Loading...
03.08.2022

Haciz İhbarnamelerinin Usulsüz Tebliği Şikayeti

T.C. Yargıtay 12. Hukuk Dairesi 
E:
2016/16735
K: 2017/8842
T: 6.6.2017

    ÖZET : Şikayetçi vekilinin icra mahkemesine yaptığı başvuruda; müvekkiline gönderilen haciz ihbarnamelerinin usulsüz tebliğ edildiğini ileri sürerek tebliğ tarihinin düzeltilmesi ve hacizlerin kaldırılması talebinde bulunduğu, mahkemece, şikayetçinin, icra müdürlüğüne 07.01.2014 tarihinde başvurduğu ve dolayısıyla tebliğlerden en geç bu tarihte haberdar olduğu gerekçesiyle şikayetin süreden reddedildiği anlaşılmakla mahkemece 07.01.2014 havale tarihli dilekçenin aslı temin edilmek suretiyle, bu dilekçede kaşe üzerindeki imzanın şikayetçi şirket yetkilisine ait olup olmadığı yönünden bilirkişi incelemesi yaptırılarak şikayetin süresinde olup olmadığının tespiti, süresinde olduğunun anlaşılması halinde işin esasının incelenmesi gerekir.

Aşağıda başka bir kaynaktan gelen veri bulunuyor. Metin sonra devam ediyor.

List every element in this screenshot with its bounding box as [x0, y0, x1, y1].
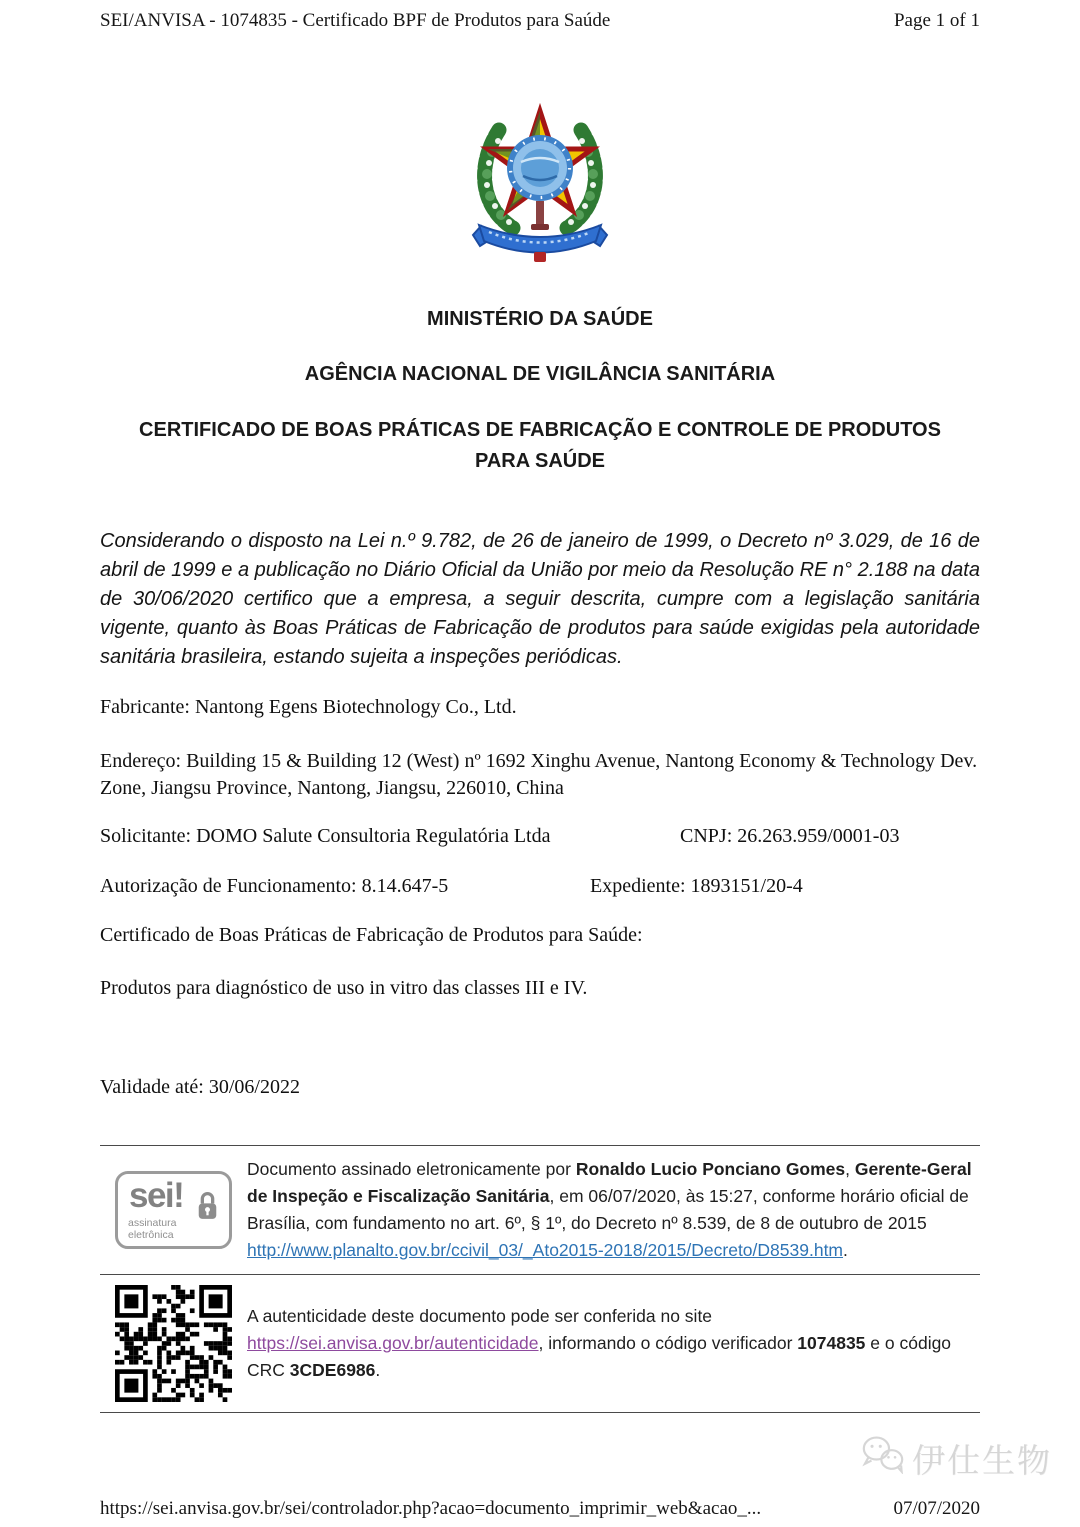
text-segment: 1074835 — [797, 1333, 866, 1353]
sei-badge-cell — [115, 1171, 235, 1249]
text-segment: Documento assinado eletronicamente por — [247, 1159, 576, 1179]
footer-date: 07/07/2020 — [893, 1498, 980, 1519]
print-header — [100, 0, 980, 32]
print-footer — [100, 1498, 980, 1520]
qr-code — [115, 1285, 235, 1402]
sei-caption-line2: eletrônica — [128, 1228, 174, 1241]
text-segment: , em 06/07/2020, às 15:27, conforme horário oficial de Brasília, com fundamento no art. 6º, § 1º, do Decreto nº 8.539, de 8 de outubro de 2015 — [247, 1186, 969, 1233]
considerando-paragraph: Considerando o disposto na Lei n.º 9.782, de 26 de janeiro de 1999, o Decreto nº 3.029, de 16 de abril de 1999 e a publicação no Diário Oficial da União por meio da Resolução RE n° 2.188 na data de 30/06/2020 certifico que a empresa, a seguir descrita, cumpre com a legislação sanitária vigente, quanto às Boas Práticas de Fabricação de produtos para saúde exigidas pela autoridade sanitária brasileira, estando sujeita a inspeções periódicas. — [100, 530, 980, 668]
signature-table — [100, 1145, 980, 1413]
text-segment: . — [375, 1360, 381, 1380]
autorizacao-value: Autorização de Funcionamento: 8.14.647-5 — [100, 875, 449, 897]
text-segment: 3CDE6986 — [289, 1360, 376, 1380]
signature-block — [100, 1146, 980, 1275]
agency-heading: AGÊNCIA NACIONAL DE VIGILÂNCIA SANITÁRIA — [304, 363, 776, 385]
autorizacao-row — [100, 875, 980, 898]
brazil-coat-of-arms-icon — [464, 94, 616, 266]
hyperlink[interactable]: https://sei.anvisa.gov.br/autenticidade — [247, 1333, 539, 1353]
sei-electronic-signature-logo — [115, 1171, 232, 1249]
wechat-logo-icon — [860, 1434, 906, 1482]
print-header-page-indicator: Page 1 of 1 — [893, 10, 980, 31]
ministry-heading: MINISTÉRIO DA SAÚDE — [427, 308, 653, 330]
sei-caption — [128, 1218, 176, 1241]
text-segment: . — [843, 1240, 848, 1260]
text-segment: A autenticidade deste documento pode ser conferida no site — [247, 1306, 713, 1326]
solicitante-value: Solicitante: DOMO Salute Consultoria Regulatória Ltda — [100, 825, 551, 847]
footer-url: https://sei.anvisa.gov.br/sei/controlador.php?acao=documento_imprimir_web&acao_... — [100, 1498, 762, 1519]
text-segment: , informando o código verificador — [538, 1333, 798, 1353]
certificate-title: CERTIFICADO DE BOAS PRÁTICAS DE FABRICAÇÃO E CONTROLE DE PRODUTOS PARA SAÚDE — [139, 419, 941, 472]
watermark-text: 伊仕生物 — [912, 1440, 1052, 1480]
hyperlink[interactable]: http://www.planalto.gov.br/ccivil_03/_Ato2015-2018/2015/Decreto/D8539.htm — [247, 1240, 844, 1260]
print-header-title: SEI/ANVISA - 1074835 - Certificado BPF de Produtos para Saúde — [100, 10, 611, 31]
solicitante-row — [100, 825, 980, 848]
expediente-value: Expediente: 1893151/20-4 — [590, 875, 803, 897]
text-segment: , — [845, 1159, 855, 1179]
signature-statement — [247, 1156, 980, 1264]
cert-scope-value: Produtos para diagnóstico de uso in vitro das classes III e IV. — [100, 977, 588, 999]
text-segment: e o código CRC — [247, 1333, 952, 1380]
validade-line: Validade até: 30/06/2022 — [100, 1076, 300, 1098]
verification-statement — [247, 1303, 980, 1384]
text-segment: Ronaldo Lucio Ponciano Gomes — [575, 1159, 846, 1179]
verification-block — [100, 1275, 980, 1413]
wechat-watermark — [860, 1434, 1052, 1482]
cert-scope-label: Certificado de Boas Práticas de Fabricação de Produtos para Saúde: — [100, 924, 643, 946]
sei-brand-text: sei! — [129, 1176, 184, 1215]
fabricante-line: Fabricante: Nantong Egens Biotechnology Co., Ltd. — [100, 696, 517, 718]
endereco-line: Endereço: Building 15 & Building 12 (West) nº 1692 Xinghu Avenue, Nantong Economy & Technology Dev. Zone, Jiangsu Province, Nantong, Jiangsu, 226010, China — [100, 750, 978, 799]
cnpj-value: CNPJ: 26.263.959/0001-03 — [680, 825, 900, 847]
padlock-icon — [195, 1190, 220, 1227]
sei-caption-line1: assinatura — [128, 1217, 177, 1229]
text-segment: Gerente-Geral de Inspeção e Fiscalização Sanitária — [247, 1159, 972, 1206]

    DAVA : Yukarıda tarih ve numarası yazılı mahkeme kararının müddeti içinde temyizen tetkikinin alacaklı tarafından istenmesi üzerine bu işle ilgili dosya mahallinden Daireye gönderilmiş olup, dava dosyası için Tetkik Hakimi tarafından düzenlenen rapor dinlendikten ve dosya içerisindeki tüm belgeler okunup incelendikten sonra işin gereği görüşülüp düşünüldü:

    KARAR : Şikayetçi vekilinin icra mahkemesine yaptığı başvuruda; müvekkiline gönderilen haciz ihbarnamelerinin usulsüz tebliğ edildiğini ileri sürerek tebliğ tarihinin düzeltilmesi ve hacizlerin kaldırılması talebinde bulunduğu, mahkemece, şikayetçinin, icra müdürlüğüne 07.01.2014 tarihinde başvurduğu ve dolayısıyla tebliğlerden en geç bu tarihte haberdar olduğu gerekçesiyle şikayetin süreden reddedildiği anlaşılmıştır.

    Dairemizin 29.06.2015 tarihli ve 2015/8178 E. - 18286 K. sayılı bozma ilamında; şikayetçinin, dilekçesinde, hükme esas alınan 07.01.2014 havale tarihli dilekçedeki imzanın, şirket yetkilisine ait olmadığını iddia etmiş olması nedeniyle, 07.01.2014 havale tarihli dilekçedeki imza yönünden bilirkişi incelemesi yaptırılarak oluşacak sonuca göre karar verilmesi gerektiği belirtilerek mahkeme kararının bozulduğu görülmüştür.

    Somut olayda, mahkemece, her ne kadar Dairemizin bozma ilamına uyulmuş ise de, bozma ilamında belirtilen 07.01.2014 havale tarihli dilekçedeki imzaya dair inceleme yapılması gerekirken, incelemenin bozma ilamı ile ilgisi olmayan takibe dayanak senet üzerinde yapıldığı ve 17.02.2016 tarihli bilirkişi raporunun hükme esas alındığı, dolayısıyla, mahkemece bozma ilamının gereği yerine getirilmeksizin davanın kabulü yönünde hüküm kurulduğu anlaşılmıştır.

    O halde, mahkemece 07.01.2014 havale tarihli dilekçenin aslı temin edilmek suretiyle, bu dilekçede kaşe üzerindeki imzanın şikayetçi şirket yetkilisine ait olup olmadığı yönünden bilirkişi incelemesi yaptırılarak şikayetin süresinde olup olmadığının tespiti, süresinde olduğunun anlaşılması halinde işin esasının incelenmesi gerekirken, bozma ilamı ile ilgisi olmayan senet üzerinde bilirkişi incelemesi yaptırılarak yazılı şekilde sonuca gidilmesi isabetsizdir.

    SONUÇ : Alacaklının temyiz itirazlarının kabulüyle mahkeme kararının yukarda yazılı sebeplerle İİK`nun 366 ve HUMK`nun 428. maddeleri uyarınca ( BOZULMASINA ), ilamın tebliğinden itibaren 10 gün içinde karar düzeltme yolu açık olmak üzere, 06.06.2017 tarihinde oybirliğiyle karar verildi.